The insured’s primary “all-risks” policy, which provided insurance for several of the insured’s properties, had a high deductible that would need to be paid by the insured in the event of a covered claim. In an attempt to minimize the insured’s potential out-of-pocket expenses in such an event, the insurer issued a “deductible buyback policy” that would provide insurance for all or part of the primary policy’s deductible for covered claims involving wind or hail.
While both policies were in effect, Hurricane Harvey made landfall in August 2017, causing Buffalo Bayou to overflow its banks, leading to water flowing onto one of the insured’s properties. The insured submitted a claim under the primary policy, which paid out millions of dollars for physical loss or damage in excess of the deductible, which prompted the insured to file a claim under the insurer’s deductible buyback policy. During the investigation of the claim, an independent adjuster confirmed that there was no reported wind or hail damage to the property. As a result, the insurer filed a declaratory judgment action that sought a declaration that the policy did not apply to the alleged loss sustained.
After litigation ensued, the federal magistrate judge issued a memorandum and recommendation in favor of granting the insured’s motion for summary judgment, which the district court adopted in full. The insurer then timely appealed the decision to the Fifth Circuit. Prior to providing its analysis, the Fifth Circuit noted in its opinion that both parties agreed that the policy was unambiguous. “Namely, they contend that the phrase ‘Perils Covered: Windstorm or Hail associated with a Named Storm’ has only one reasonable interpretation. Naturally, both parties contend that the only reasonable interpretation cuts their way.”
Then, the Fifth Circuit took note that not all perils associated with a named storm were covered under the policy, whereby rendering the deductible buyback policy a “named perils” policy rather than an “all-risks” policy. Further, the court stated that the policy carefully defined what perils it covered (windstorm or hail) and that all other perils could be understood to be excluded based on the text of the policy. To reach this determination, the Fifth Circuit distinguished the instant matter from Pan Am Equities Inc. v. Lexington Insurance Co., 959 F.3d 671 (5th Cir. 2020), which the insured cited in support of its proposition that, under Fifth Circuit law, Hurricane Harvey was a “windstorm” and therefore the policy covered all perils associated with it.
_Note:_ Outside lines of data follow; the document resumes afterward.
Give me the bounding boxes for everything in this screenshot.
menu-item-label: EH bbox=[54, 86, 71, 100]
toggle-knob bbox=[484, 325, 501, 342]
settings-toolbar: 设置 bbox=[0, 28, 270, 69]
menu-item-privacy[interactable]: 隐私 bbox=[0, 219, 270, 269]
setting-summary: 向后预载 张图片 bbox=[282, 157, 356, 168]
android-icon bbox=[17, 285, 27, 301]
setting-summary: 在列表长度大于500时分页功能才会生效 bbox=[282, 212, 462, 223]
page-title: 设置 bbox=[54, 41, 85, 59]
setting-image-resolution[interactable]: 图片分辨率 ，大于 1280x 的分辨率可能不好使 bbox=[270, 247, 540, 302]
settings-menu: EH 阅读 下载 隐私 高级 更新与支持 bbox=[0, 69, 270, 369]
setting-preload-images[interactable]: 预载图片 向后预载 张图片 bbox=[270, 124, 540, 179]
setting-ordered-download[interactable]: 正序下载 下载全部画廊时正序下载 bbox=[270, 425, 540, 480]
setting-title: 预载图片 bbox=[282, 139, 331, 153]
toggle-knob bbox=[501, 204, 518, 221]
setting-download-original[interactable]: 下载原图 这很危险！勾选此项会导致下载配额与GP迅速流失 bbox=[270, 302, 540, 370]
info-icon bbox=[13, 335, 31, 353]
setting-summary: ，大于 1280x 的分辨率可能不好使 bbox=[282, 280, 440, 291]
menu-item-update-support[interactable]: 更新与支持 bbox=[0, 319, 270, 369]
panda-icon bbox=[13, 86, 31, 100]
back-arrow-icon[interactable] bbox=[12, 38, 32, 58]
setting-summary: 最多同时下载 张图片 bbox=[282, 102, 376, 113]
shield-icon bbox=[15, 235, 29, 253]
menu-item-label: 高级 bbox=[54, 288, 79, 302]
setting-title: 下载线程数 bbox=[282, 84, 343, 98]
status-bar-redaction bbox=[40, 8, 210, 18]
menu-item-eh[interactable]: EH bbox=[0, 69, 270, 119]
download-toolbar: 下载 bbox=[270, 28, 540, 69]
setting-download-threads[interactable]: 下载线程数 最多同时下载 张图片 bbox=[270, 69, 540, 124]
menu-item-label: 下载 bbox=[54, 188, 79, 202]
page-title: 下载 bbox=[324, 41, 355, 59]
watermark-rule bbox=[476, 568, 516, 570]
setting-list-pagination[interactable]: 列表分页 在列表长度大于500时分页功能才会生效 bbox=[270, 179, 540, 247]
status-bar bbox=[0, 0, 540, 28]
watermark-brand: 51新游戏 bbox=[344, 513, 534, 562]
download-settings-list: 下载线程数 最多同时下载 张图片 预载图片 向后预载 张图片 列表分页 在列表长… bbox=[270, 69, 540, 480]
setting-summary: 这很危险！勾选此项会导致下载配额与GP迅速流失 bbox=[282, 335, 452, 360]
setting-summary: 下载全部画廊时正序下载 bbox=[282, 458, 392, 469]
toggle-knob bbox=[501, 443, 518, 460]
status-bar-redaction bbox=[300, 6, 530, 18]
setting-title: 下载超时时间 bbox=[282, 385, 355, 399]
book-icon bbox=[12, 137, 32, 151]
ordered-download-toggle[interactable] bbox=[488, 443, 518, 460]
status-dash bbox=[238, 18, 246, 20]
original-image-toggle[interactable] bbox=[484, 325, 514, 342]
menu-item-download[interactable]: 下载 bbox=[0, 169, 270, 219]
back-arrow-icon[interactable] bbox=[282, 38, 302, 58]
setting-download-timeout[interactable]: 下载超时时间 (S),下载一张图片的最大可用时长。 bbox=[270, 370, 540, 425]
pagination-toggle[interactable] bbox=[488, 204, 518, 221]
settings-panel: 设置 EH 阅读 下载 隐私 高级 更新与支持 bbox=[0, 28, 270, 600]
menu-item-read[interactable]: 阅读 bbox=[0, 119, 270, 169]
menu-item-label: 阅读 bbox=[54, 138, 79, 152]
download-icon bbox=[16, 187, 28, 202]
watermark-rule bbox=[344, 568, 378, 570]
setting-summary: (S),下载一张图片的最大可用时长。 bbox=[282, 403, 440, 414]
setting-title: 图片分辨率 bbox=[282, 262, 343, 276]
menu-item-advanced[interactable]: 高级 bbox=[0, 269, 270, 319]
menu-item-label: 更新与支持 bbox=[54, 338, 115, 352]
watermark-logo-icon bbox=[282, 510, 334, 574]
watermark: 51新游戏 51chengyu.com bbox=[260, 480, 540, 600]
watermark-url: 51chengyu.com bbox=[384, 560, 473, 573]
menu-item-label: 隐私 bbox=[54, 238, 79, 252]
The Fifth Circuit held that the policy would not have specified “windstorm” and “hail” as specific and separate perils when those perils could be associated with a number of weather events other than a “named storm.” The court held that in Pan Am, the “named storm provision” was very different from the policy at issue, where it had broadened, rather than constricted, what perils associated with a “named storm” were covered. Accordingly, the Fifth Circuit held that the instant policy did not cover the flood damage the insured’s property sustained by Hurricane Harvey.